Parallelamente, il Ministero dell'Economia francese ha stimato che circa 130.000 dipendenti non hanno potuto lavorare a causa degli incendi.
La camera ha attivato una linea telefonica di crisi per le imprese, che riceve un numero crescente di chiamate. Le aziende chiedono soprattutto assistenza per problemi di liquidità, rinvii dei pagamenti di prestiti e tasse, pratiche assicurative, contributi previdenziali e inserimento dei dipendenti nel regime francese di attività parziale.
Euronews Business ha già raccontato i primi danni economici provocati dagli incendi, tra cui la chiusura di siti di difesa strategici che ha interrotto le attività di ArianeGroup e Dassault Aviation, tra gli altri.
Pur non essendo ancora noto il costo economico complessivo, la camera ha avvertito che le imprese turistiche che realizzano fino all'80% del fatturato annuale durante la stagione estiva potrebbero trovarsi in grave difficoltà.
Secondo La Tribune, 38 campeggi e altre aree di campeggio sono stati evacuati e quattro sono stati raggiunti dalle fiamme. Martedì circa 4.000 villeggianti sono stati evacuati da strutture ricettive a Lacanau.
La Camera di commercio e industria Bordeaux-Gironda ha aggiunto che è stato creato anche un gruppo Facebook chiamato Gironde Solidarité Entreprises per permettere alle aziende di offrire reciprocamente uffici temporanei, spazi di magazzino, servizi logistici e altri aiuti pratici.
"L'intera immagine del territorio della Gironda e del suo mercato turistico ne esce danneggiata, ma non solo. È stato colpito un intero settore della nostra economia", ha detto Seguin.
Seguin ha inoltre sollecitato il rapido dispiegamento di risorse per garantire un sostegno iniziale alle imprese colpite, in coordinamento con i servizi statali, affermando che "i dirigenti d'azienda hanno bisogno di segnali forti".
Il governo francese ha annunciato lunedì misure di sostegno d'urgenza per le imprese colpite dagli incendi in Gironda, nelle Landes e nel Var. Le aziende interessate dagli ordini di evacuazione potranno ricorrere al regime di attività parziale finanziato dallo Stato.
Una riunione si terrà giovedì al Ministero dell'Economia per fornire "risposte più precise" alle aziende colpite, ha dichiarato il ministro dell'Industria Sébastien Martin a BFMTV-RMC.

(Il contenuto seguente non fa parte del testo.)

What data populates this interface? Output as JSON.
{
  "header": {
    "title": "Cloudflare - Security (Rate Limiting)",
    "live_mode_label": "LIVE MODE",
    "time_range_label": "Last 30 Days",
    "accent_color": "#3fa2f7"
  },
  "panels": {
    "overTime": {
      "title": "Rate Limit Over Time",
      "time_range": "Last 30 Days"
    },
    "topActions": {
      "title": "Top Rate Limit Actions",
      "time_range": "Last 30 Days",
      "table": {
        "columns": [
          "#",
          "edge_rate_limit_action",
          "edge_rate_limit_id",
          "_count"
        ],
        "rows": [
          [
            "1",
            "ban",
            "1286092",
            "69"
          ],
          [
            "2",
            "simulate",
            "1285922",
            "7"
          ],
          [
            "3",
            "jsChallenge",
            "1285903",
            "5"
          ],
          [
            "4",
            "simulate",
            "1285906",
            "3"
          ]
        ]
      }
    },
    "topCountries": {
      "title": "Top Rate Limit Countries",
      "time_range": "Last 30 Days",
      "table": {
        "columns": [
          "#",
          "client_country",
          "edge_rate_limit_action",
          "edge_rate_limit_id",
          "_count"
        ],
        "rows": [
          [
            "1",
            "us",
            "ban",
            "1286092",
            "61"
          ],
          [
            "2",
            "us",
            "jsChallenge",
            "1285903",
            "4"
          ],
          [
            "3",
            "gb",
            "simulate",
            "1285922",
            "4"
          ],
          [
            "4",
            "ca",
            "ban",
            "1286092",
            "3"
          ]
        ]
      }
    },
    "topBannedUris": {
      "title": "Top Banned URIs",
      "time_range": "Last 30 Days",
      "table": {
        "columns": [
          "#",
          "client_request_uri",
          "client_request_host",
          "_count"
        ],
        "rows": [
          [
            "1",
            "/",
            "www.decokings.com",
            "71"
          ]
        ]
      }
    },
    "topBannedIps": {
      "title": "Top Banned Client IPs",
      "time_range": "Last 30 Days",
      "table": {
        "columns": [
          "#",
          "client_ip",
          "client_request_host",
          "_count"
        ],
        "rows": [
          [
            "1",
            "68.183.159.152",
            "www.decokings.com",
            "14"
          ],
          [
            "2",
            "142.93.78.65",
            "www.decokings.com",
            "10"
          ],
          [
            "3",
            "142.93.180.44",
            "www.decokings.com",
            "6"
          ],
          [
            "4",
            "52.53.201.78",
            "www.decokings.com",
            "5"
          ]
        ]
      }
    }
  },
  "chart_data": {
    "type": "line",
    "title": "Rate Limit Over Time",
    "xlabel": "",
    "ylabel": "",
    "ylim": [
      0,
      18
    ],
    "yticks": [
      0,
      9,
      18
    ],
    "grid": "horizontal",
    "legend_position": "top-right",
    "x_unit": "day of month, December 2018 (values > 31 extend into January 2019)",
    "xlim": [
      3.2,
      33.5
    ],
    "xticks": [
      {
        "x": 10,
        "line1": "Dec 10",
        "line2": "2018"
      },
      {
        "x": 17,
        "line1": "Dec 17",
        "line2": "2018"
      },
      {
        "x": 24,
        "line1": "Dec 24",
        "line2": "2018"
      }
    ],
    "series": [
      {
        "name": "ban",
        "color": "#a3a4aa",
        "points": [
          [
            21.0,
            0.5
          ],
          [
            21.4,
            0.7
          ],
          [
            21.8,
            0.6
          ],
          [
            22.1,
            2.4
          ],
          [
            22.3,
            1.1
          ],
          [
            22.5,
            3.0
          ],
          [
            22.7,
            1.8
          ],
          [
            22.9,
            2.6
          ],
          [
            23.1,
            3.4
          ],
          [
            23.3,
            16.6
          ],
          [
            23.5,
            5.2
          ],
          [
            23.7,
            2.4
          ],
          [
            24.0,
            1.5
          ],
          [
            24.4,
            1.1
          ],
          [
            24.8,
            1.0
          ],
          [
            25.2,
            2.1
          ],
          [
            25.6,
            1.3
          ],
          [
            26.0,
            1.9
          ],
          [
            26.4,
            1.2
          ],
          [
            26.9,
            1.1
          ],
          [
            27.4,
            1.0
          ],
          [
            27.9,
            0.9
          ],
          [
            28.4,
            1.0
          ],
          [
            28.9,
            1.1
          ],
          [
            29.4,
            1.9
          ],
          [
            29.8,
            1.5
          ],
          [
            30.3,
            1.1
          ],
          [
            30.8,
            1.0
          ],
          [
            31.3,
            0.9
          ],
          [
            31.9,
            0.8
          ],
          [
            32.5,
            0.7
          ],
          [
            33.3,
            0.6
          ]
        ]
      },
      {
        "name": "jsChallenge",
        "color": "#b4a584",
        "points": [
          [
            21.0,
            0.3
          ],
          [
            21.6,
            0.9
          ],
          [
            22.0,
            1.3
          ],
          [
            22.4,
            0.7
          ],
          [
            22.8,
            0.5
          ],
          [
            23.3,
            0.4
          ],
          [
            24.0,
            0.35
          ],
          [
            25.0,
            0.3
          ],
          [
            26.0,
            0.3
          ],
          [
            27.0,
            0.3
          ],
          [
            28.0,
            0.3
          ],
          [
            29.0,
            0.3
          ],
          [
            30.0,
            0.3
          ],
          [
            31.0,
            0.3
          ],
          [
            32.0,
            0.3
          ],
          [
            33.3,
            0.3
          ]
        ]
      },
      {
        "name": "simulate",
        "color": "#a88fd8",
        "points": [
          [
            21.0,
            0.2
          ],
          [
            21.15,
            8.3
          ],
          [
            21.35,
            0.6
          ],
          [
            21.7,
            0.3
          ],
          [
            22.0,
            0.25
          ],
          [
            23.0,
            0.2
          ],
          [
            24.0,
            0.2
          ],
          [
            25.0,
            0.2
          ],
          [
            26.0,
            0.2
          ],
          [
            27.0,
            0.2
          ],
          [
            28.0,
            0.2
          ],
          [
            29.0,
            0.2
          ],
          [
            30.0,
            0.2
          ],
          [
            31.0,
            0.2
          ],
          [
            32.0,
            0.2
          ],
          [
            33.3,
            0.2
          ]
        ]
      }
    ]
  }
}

Nel frattempo, la rete elettrica della regione ha richiesto interventi di adeguamento da parte del gestore nazionale della trasmissione, RTE. L'azienda ha spiegato in un comunicato che le sue squadre di manutenzione si sono unite al centro di comando dei vigili del fuoco per coordinare le misure di protezione delle infrastrutture elettriche essenziali per alimentare abitazioni, caserme dei pompieri, centri di accoglienza, reti di telecomunicazioni e altre infrastrutture critiche.
RTE ha reso noto di avere disattivato alcune linee e sottostazioni elettriche per consentire ai pompieri di operare in sicurezza.

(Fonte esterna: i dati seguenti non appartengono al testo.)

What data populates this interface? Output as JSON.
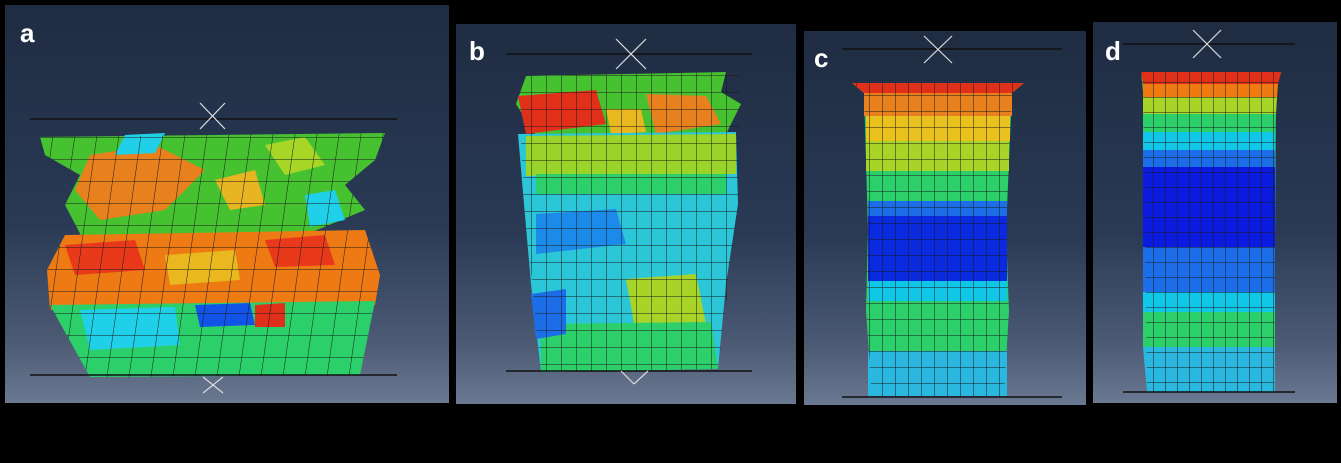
{
  "figure": {
    "panels": [
      {
        "label": "a"
      },
      {
        "label": "b"
      },
      {
        "label": "c"
      },
      {
        "label": "d"
      }
    ]
  },
  "colors": {
    "background": "#000000",
    "viewport_top": "#1f2c42",
    "viewport_bottom": "#6b7891",
    "rigid_plate": "#111111",
    "mesh_line": "#1a1a1a",
    "contour_scale": [
      "#0a1adf",
      "#0a6ce8",
      "#10c7e8",
      "#22dd58",
      "#a8dd22",
      "#f2c21a",
      "#f07a12",
      "#e0301a"
    ]
  }
}
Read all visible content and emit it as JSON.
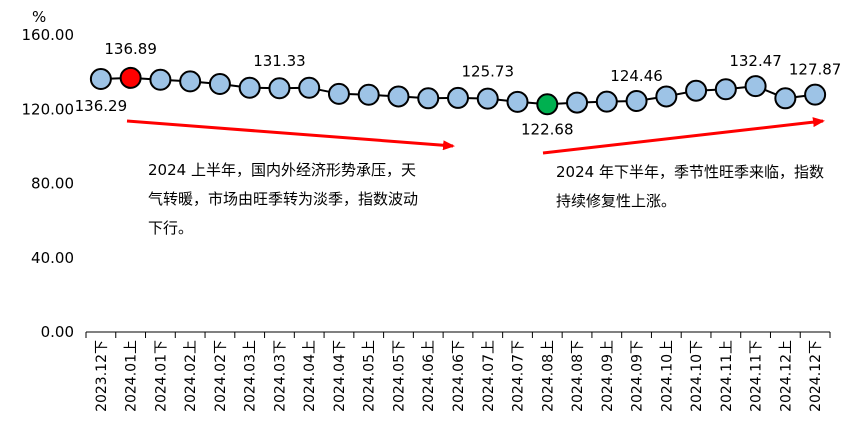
{
  "chart_data": {
    "type": "line",
    "unit": "%",
    "ylim": [
      0,
      160
    ],
    "yticks": [
      "0.00",
      "40.00",
      "80.00",
      "120.00",
      "160.00"
    ],
    "categories": [
      "2023.12下",
      "2024.01上",
      "2024.01下",
      "2024.02上",
      "2024.02下",
      "2024.03上",
      "2024.03下",
      "2024.04上",
      "2024.04下",
      "2024.05上",
      "2024.05下",
      "2024.06上",
      "2024.06下",
      "2024.07上",
      "2024.07下",
      "2024.08上",
      "2024.08下",
      "2024.09上",
      "2024.09下",
      "2024.10上",
      "2024.10下",
      "2024.11上",
      "2024.11下",
      "2024.12上",
      "2024.12下"
    ],
    "values": [
      136.29,
      136.89,
      135.9,
      135.0,
      133.6,
      131.6,
      131.33,
      131.6,
      128.3,
      127.8,
      126.9,
      125.9,
      126.1,
      125.73,
      124.0,
      122.68,
      123.6,
      124.1,
      124.46,
      126.9,
      130.0,
      130.8,
      132.47,
      125.9,
      127.87
    ],
    "data_labels": [
      {
        "index": 0,
        "text": "136.29"
      },
      {
        "index": 1,
        "text": "136.89"
      },
      {
        "index": 6,
        "text": "131.33"
      },
      {
        "index": 13,
        "text": "125.73"
      },
      {
        "index": 15,
        "text": "122.68"
      },
      {
        "index": 18,
        "text": "124.46"
      },
      {
        "index": 22,
        "text": "132.47"
      },
      {
        "index": 24,
        "text": "127.87"
      }
    ],
    "highlight": {
      "max_index": 1,
      "min_index": 15
    },
    "colors": {
      "line": "#000000",
      "marker": "#9DC3E6",
      "marker_max": "#FF0000",
      "marker_min": "#00B050",
      "arrow": "#FF0000"
    },
    "annotations": [
      "2024 上半年，国内外经济形势承压，天气转暖，市场由旺季转为淡季，指数波动下行。",
      "2024 年下半年，季节性旺季来临，指数持续修复性上涨。"
    ]
  }
}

"In parallelo, i nostri team adattano in tempo reale il funzionamento della rete elettrica, in costante coordinamento con Enedis, per limitare le conseguenze di eventuali indisponibilità", ha precisato RTE.
Fino al primo pomeriggio di mercoledì i media locali non avevano segnalato alcuna interruzione della rete di trasmissione elettrica legata agli incendi. Nell'ultimo aggiornamento ufficiale, diffuso da RTE martedì, si sottolineava che in quel momento non erano in corso interruzioni sulla rete di trasmissione.
Nel pomeriggio di mercoledì l'incendio risultava stabilizzato ma non ancora definitivamente domato, con il rischio di nuovi focolai. Erano bruciati circa 42.000 ettari e oltre 220.000 persone erano state evacuate dall'inizio del rogo. Circa 60.000 residenti hanno ottenuto l'autorizzazione a rientrare nelle proprie abitazioni, anche se sono stati segnalati diversi nuovi focolai con l'aumento di temperature e vento.